The researchers have now explained the origin of these tornadoes and described the factors that influence them. They measured the torque (twisting force) that the field exerts on the fluid through the rotating particle strings. The torque is a direct measure of the difference in flow speed between neighboring regions of fluid, so conditions that maximize torque should let researchers efficiently mix small samples.

Martin and his colleagues placed 4- to 7-micron-diameter, iron-containing particles into 2 millileters of ethanol, benzyl alcohol, or ethylene glycol, and suspended the sample from a thin, nylon fiber. They then turned on the magnetic fields and measured the rotation of the vial to find the torque on the liquid.

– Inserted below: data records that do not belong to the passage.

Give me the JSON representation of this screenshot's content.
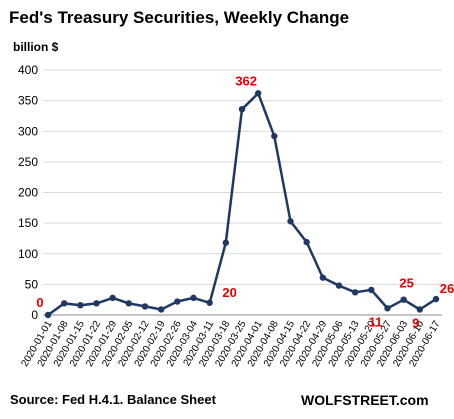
{
  "chart_data": {
    "type": "line",
    "title": "Fed's Treasury Securities, Weekly Change",
    "ylabel": "billion $",
    "xlabel": "",
    "ylim": [
      0,
      400
    ],
    "yticks": [
      0,
      50,
      100,
      150,
      200,
      250,
      300,
      350,
      400
    ],
    "grid": "horizontal",
    "legend": "none",
    "line_color": "#1f3864",
    "label_color": "#e60000",
    "x": [
      "2020-01-01",
      "2020-01-08",
      "2020-01-15",
      "2020-01-22",
      "2020-01-29",
      "2020-02-05",
      "2020-02-12",
      "2020-02-19",
      "2020-02-26",
      "2020-03-04",
      "2020-03-11",
      "2020-03-18",
      "2020-03-25",
      "2020-04-01",
      "2020-04-08",
      "2020-04-15",
      "2020-04-22",
      "2020-04-29",
      "2020-05-06",
      "2020-05-13",
      "2020-05-20",
      "2020-05-27",
      "2020-06-03",
      "2020-06-10",
      "2020-06-17"
    ],
    "series": [
      {
        "values": [
          0,
          19,
          16,
          19,
          28,
          19,
          14,
          9,
          22,
          28,
          20,
          118,
          336,
          362,
          292,
          153,
          119,
          61,
          48,
          37,
          41,
          11,
          25,
          9,
          26
        ]
      }
    ],
    "data_labels": [
      {
        "index": 0,
        "text": "0"
      },
      {
        "index": 10,
        "text": "20"
      },
      {
        "index": 13,
        "text": "362"
      },
      {
        "index": 21,
        "text": "11"
      },
      {
        "index": 22,
        "text": "25"
      },
      {
        "index": 23,
        "text": "9"
      },
      {
        "index": 24,
        "text": "26"
      }
    ]
  },
  "footer": {
    "source": "Source: Fed H.4.1. Balance Sheet",
    "brand": "WOLFSTREET.com"
  }
}
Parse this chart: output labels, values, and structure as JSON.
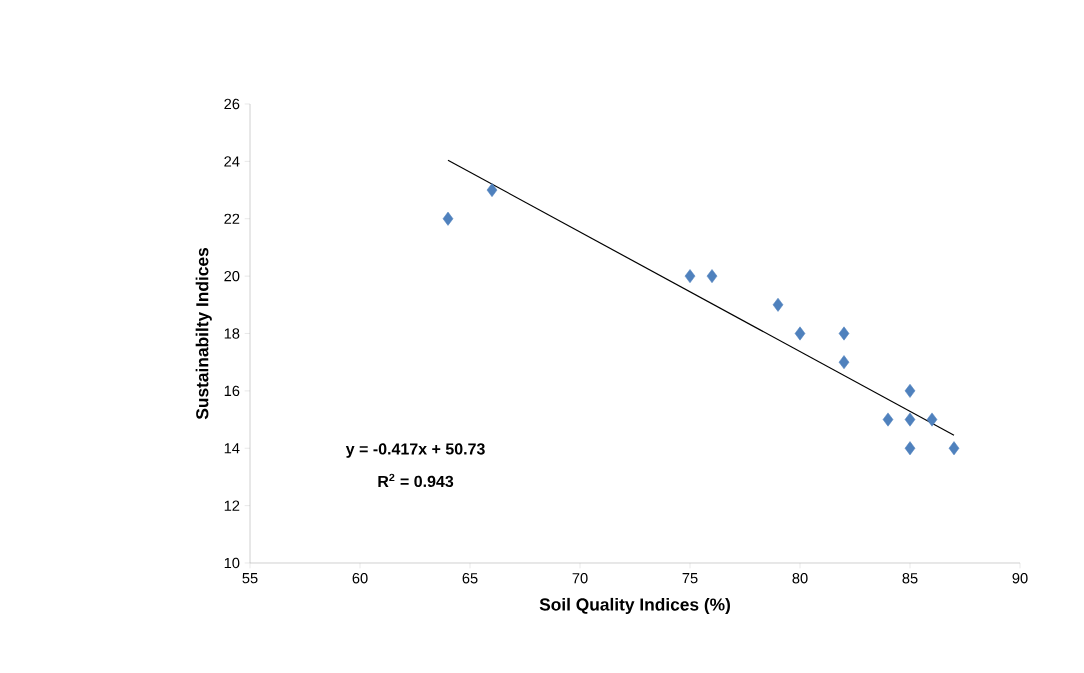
{
  "chart_data": {
    "type": "scatter",
    "xlabel": "Soil Quality Indices (%)",
    "ylabel": "Sustainabilty Indices",
    "xlim": [
      55,
      90
    ],
    "ylim": [
      10,
      26
    ],
    "xticks": [
      55,
      60,
      65,
      70,
      75,
      80,
      85,
      90
    ],
    "yticks": [
      10,
      12,
      14,
      16,
      18,
      20,
      22,
      24,
      26
    ],
    "grid": false,
    "series": [
      {
        "color": "#4f81bd",
        "marker": "diamond",
        "x": [
          64,
          66,
          75,
          76,
          79,
          80,
          82,
          82,
          85,
          84,
          85,
          86,
          85,
          87
        ],
        "values": [
          22,
          23,
          20,
          20,
          19,
          18,
          18,
          17,
          16,
          15,
          15,
          15,
          14,
          14
        ]
      },
      {
        "type": "line",
        "color": "#000000",
        "marker": "none",
        "line_style": "solid",
        "x": [
          64,
          87
        ],
        "values": [
          24.04,
          14.45
        ]
      }
    ],
    "annotations": [
      "y = -0.417x + 50.73",
      "R$^{2}$ = 0.943"
    ]
  }
}
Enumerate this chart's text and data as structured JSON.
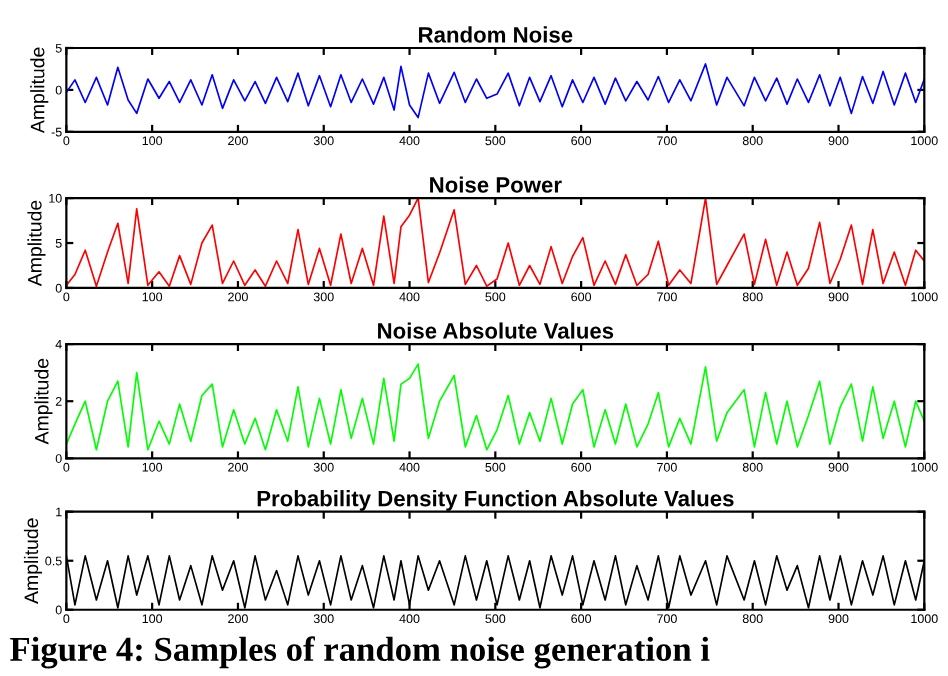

According to their results, the vertical field alone creates chains but not torque. The rotating horizontal field by itself also causes little mixing, because instead of chains it results in horizontal sheets of particles that exert little torque. When both fields are present, however, “we get extremely strong mixing, even at modest fields,” Martin says, sometimes even exploding out of the glass container. The net direction of this combined “vortex field” circles around the vertical like the precessing axis of a wobbly top, tracing out the surface of a cone and inducing a similar motion of the particle chains.

Surprisingly, rotating the vortex field faster doesn’t increase the torque. Martin explains that long chains get broken apart by the faster rotation. The same instability of the chains also causes the torque to be insensitive to the fluid viscosity and to the size of the particles. But the torque generated by the particles does go up as the field strength is increased, unlike an ordinary magnetic stir bar from a typical chemistry lab.

Martin has previously shown theoretically that small magnetic fields should be enough to mix even the micron-sized fluid channels that are used for analyzing tiny chemical samples [1]. Stirring is a major challenge in these devices because for small fluid volumes, viscosity becomes a significant impediment to motion. Martin says that the self-assembled stir bars are also much better behaved than their millimeter-sized, chemistry-lab cousins, which often thrash about wildly before settling down to a steady rotation.

“I think the microfluidic applications really have a lot of potential,” says Daniel Klingenberg of the University of Wisconsin in Madison, because of the ability to “mix aggressively on any length scale.” But he suspects the key to using the vortex fields in a commercial device will be replacing the lab apparatus with “a cheap, portable way to create these fields,” which he says is “certainly doable.”

–Don Monroe


References

  1. J. E. Martin, “Theory of Strong Intrinsic Mixing of Particle Suspensions in Vortex Magnetic Fields,” Phys. Rev. E 79, 011503 (2009).